Quoting Walt Whitman in a dance club.
The new America?
I have some really backwards ideas of safety as a woman. And I realize this comes from a place in which I have never *physically* felt at odds with someone. I’ve wandered so many neighborhoods of DC alone. In the middle of the night. In my “going out” outfits. There are times when I just don’t have someone to walk with. Or I want to leave early. Or the buses stopped running and I don’t have money for a cab. Or my house is a mile away and fuck it if I’m gonna pay someone to drive me a 15 minute walk away. I’m not really scared of my city. It comforts me. And I know bad things happen. But I hate being scared. I’m scared of too many things already to be afraid of my beloved city. And there have been far too many times where people have been kind. Or helpful. Encouraging even. In the middle of the night. In my going out clothes. I’ve seen so many memes with things that women are “afraid to do” because they are women. I’ve done most all of them. I don’t know what this makes me.
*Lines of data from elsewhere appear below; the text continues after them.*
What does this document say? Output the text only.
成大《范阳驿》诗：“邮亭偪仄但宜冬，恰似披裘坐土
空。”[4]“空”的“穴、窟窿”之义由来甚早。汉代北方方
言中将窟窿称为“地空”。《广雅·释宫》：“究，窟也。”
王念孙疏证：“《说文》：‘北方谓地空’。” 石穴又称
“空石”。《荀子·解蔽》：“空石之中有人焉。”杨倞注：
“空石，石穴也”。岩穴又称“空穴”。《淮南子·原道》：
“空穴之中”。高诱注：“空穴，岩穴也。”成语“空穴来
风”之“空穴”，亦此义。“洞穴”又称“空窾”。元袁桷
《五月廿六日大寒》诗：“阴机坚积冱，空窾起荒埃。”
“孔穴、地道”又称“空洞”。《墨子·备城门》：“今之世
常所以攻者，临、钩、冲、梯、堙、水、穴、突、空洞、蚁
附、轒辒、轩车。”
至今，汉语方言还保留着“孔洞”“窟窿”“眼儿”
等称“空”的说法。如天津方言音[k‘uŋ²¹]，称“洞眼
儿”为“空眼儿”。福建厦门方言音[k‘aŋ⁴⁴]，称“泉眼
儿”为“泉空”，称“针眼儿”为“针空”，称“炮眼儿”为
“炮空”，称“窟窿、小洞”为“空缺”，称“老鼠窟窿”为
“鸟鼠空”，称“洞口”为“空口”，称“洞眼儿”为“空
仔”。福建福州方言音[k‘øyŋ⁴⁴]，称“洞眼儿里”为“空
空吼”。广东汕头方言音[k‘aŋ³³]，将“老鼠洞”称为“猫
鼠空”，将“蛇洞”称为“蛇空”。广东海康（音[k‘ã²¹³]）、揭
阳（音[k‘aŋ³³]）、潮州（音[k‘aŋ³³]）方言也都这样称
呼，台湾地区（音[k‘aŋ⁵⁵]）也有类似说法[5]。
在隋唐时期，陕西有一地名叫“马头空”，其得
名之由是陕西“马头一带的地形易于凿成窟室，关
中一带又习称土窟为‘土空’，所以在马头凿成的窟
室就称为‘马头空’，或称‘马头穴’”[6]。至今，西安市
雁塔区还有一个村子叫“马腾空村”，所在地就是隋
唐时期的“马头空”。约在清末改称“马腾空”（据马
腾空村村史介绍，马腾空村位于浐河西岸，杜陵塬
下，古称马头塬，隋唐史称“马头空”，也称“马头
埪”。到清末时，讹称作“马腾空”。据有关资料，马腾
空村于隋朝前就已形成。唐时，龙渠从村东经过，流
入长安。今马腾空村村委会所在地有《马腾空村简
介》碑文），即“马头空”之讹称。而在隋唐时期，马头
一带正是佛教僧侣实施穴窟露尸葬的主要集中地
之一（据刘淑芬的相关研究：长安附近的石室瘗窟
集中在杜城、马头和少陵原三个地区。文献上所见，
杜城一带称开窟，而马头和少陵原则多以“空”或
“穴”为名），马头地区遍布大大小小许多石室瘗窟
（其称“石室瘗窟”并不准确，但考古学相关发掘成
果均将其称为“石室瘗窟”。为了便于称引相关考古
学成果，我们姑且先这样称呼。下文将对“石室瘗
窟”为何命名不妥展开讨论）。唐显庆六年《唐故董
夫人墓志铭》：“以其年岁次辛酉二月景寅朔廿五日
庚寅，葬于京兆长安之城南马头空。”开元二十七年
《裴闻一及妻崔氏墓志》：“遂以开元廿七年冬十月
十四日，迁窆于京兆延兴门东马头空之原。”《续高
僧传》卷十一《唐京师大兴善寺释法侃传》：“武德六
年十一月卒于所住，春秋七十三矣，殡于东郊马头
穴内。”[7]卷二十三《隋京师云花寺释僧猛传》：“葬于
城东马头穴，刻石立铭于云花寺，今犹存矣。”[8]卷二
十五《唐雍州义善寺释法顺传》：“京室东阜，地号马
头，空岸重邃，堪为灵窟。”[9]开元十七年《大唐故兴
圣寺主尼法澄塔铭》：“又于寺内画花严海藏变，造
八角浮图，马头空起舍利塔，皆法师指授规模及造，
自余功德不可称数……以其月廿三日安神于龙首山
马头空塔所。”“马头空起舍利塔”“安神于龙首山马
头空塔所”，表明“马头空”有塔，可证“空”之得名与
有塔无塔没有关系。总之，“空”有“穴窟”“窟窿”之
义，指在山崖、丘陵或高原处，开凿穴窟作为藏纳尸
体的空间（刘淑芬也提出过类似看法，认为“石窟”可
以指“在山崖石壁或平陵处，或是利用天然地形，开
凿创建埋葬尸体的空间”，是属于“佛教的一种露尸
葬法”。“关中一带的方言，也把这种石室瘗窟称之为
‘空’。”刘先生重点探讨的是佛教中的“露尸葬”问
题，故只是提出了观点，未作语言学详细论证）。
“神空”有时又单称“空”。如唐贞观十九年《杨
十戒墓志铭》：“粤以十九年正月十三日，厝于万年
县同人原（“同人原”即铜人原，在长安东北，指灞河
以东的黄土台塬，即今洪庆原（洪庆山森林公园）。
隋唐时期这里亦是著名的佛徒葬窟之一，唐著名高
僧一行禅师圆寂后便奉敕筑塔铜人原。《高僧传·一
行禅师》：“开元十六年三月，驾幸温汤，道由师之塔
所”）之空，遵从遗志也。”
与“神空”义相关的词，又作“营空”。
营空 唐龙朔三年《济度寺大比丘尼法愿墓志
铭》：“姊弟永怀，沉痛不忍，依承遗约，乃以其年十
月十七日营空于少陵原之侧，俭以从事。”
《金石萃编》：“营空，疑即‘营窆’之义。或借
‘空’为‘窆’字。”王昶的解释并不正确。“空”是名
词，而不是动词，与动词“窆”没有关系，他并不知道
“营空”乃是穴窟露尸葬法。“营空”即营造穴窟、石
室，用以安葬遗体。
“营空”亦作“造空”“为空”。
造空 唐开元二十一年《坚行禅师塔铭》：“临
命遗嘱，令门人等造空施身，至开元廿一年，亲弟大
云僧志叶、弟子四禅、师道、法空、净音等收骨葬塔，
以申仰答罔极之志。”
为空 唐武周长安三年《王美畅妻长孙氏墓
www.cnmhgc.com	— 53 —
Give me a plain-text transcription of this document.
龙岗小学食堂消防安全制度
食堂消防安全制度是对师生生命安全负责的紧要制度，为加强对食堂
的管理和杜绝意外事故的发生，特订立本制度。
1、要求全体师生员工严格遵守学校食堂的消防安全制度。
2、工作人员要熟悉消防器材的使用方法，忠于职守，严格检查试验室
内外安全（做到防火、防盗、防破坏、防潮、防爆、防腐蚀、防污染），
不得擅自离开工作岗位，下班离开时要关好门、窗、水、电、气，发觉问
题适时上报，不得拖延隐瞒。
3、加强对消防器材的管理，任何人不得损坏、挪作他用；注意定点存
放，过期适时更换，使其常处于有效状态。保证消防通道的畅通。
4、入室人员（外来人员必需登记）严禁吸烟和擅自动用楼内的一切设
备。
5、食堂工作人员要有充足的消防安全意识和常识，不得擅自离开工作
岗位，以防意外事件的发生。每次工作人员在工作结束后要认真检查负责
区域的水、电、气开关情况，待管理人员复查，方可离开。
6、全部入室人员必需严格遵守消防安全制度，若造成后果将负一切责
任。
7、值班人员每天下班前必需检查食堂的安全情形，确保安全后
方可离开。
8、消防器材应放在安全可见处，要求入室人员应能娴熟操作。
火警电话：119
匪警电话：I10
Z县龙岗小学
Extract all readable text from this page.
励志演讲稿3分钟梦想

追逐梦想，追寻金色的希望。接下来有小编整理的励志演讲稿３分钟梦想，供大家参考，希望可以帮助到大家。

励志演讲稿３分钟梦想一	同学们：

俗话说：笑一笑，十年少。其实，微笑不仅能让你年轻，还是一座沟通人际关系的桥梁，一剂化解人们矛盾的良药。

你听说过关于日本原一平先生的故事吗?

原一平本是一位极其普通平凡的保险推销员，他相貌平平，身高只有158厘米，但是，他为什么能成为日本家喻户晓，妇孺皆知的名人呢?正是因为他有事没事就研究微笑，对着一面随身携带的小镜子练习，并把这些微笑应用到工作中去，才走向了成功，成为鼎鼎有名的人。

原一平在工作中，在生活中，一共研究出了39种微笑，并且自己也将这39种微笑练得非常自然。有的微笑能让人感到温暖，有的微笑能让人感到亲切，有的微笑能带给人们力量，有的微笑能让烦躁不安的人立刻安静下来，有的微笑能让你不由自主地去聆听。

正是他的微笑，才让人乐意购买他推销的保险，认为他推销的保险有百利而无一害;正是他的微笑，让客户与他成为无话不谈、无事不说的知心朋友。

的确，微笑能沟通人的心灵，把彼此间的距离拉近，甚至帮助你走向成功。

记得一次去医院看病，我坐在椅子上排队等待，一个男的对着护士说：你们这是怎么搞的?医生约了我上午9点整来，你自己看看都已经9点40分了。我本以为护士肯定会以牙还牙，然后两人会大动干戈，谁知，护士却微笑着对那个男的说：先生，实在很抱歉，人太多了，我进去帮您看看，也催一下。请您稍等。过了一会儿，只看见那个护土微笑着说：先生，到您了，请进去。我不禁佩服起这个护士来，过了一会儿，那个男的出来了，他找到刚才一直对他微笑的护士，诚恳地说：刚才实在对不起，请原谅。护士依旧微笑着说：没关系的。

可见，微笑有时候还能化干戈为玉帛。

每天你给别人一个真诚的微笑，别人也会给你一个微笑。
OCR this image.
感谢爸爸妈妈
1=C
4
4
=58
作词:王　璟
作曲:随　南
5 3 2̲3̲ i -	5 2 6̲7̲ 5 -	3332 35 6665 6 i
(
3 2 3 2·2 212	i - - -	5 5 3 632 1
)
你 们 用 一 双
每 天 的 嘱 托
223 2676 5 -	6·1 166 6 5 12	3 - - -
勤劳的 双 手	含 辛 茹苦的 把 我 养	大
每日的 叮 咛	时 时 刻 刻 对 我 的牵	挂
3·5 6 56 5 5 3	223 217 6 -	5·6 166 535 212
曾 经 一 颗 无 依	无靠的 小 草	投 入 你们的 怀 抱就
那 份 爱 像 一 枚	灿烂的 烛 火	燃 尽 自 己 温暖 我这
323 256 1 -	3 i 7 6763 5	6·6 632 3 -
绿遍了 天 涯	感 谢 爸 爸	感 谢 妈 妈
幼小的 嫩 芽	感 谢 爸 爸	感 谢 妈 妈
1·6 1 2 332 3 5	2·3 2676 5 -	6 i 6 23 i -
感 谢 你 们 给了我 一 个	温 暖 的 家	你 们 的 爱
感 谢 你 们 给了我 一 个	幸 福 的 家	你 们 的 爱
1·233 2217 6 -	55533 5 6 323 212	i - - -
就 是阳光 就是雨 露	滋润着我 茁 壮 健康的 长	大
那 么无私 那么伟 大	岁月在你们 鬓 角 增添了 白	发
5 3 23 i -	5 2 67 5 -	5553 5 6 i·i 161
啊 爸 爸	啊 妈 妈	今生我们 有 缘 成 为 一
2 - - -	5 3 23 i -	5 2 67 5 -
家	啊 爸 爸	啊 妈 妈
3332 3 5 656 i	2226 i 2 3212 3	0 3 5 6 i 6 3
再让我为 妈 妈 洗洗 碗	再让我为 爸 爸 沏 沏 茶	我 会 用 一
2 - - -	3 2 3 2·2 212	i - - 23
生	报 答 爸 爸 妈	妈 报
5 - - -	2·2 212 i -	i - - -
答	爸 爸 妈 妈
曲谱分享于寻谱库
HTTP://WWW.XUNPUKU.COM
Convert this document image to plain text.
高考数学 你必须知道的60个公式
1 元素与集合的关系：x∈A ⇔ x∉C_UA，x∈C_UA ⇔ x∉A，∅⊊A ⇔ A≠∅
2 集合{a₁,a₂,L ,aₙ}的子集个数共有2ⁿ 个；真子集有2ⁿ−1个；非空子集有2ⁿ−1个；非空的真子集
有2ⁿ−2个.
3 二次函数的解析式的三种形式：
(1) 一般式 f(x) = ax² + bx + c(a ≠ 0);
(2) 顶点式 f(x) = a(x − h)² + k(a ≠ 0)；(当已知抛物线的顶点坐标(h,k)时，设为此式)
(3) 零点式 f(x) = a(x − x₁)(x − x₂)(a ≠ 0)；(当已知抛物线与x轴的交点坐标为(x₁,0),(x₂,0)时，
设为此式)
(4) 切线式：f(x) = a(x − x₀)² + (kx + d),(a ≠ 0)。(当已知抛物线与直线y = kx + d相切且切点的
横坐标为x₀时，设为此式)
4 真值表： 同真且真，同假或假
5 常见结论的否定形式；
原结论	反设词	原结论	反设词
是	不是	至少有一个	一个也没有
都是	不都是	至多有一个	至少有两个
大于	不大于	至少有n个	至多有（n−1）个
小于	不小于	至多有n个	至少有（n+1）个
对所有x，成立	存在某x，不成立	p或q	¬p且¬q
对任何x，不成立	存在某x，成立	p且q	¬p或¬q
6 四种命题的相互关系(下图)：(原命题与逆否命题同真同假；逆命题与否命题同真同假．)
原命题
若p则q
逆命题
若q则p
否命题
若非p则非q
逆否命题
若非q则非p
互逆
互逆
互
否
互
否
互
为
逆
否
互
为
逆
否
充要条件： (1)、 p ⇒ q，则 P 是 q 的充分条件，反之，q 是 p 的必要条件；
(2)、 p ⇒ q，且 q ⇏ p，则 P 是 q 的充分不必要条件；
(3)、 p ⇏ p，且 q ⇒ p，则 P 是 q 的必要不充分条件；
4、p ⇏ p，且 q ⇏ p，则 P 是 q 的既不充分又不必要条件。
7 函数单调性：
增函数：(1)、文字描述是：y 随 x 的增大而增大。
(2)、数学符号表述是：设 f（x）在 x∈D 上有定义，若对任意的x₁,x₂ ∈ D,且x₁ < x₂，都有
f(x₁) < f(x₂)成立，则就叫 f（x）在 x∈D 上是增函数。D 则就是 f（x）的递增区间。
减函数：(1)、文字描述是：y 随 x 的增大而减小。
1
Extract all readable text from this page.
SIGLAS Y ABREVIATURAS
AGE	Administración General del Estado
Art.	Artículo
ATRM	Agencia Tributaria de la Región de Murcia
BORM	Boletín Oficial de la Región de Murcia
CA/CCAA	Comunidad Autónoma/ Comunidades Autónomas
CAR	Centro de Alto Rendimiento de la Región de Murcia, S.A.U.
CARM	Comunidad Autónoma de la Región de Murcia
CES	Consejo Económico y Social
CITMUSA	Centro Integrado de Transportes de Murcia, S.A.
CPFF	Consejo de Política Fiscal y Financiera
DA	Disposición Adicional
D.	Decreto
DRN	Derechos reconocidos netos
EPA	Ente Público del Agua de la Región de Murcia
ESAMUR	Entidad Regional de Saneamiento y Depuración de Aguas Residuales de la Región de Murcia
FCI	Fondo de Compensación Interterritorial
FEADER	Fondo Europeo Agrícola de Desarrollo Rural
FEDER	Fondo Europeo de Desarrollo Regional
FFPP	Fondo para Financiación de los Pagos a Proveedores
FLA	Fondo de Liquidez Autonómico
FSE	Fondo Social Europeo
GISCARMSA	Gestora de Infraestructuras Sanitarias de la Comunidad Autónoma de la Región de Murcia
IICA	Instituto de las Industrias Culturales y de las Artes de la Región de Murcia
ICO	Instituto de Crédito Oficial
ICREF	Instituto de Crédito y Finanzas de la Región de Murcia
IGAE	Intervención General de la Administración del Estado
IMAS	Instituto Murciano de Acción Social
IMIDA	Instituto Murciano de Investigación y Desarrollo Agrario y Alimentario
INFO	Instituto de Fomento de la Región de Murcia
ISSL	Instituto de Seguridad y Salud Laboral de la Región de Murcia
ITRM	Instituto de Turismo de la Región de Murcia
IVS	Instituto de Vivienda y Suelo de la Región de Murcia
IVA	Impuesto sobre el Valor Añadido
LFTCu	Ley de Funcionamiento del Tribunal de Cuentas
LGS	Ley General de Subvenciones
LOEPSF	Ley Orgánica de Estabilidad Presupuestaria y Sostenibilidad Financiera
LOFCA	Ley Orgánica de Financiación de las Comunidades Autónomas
Maybe “stupid”. But just like I refuse to bend to stereotypes of women, I refuse to bend to stereotypes of my city. I love this city. Gritty, imaginative, scrounging, creating. I would trade my solitary 2 mile 2 am walks for nothing in the world. What does this make me? A bad feminist? Perhaps. I just think if people stopped being afraid, it would make all the difference. There is so much we don’t talk about in the scheme of things because they fit outside the one-liners or the pedagogical ideals. If something bad happens to me, it happens. But not because I was afraid or asking for it. Because bad things happen and bad people exist. This is the truth. But I refuse to be afraid because of it.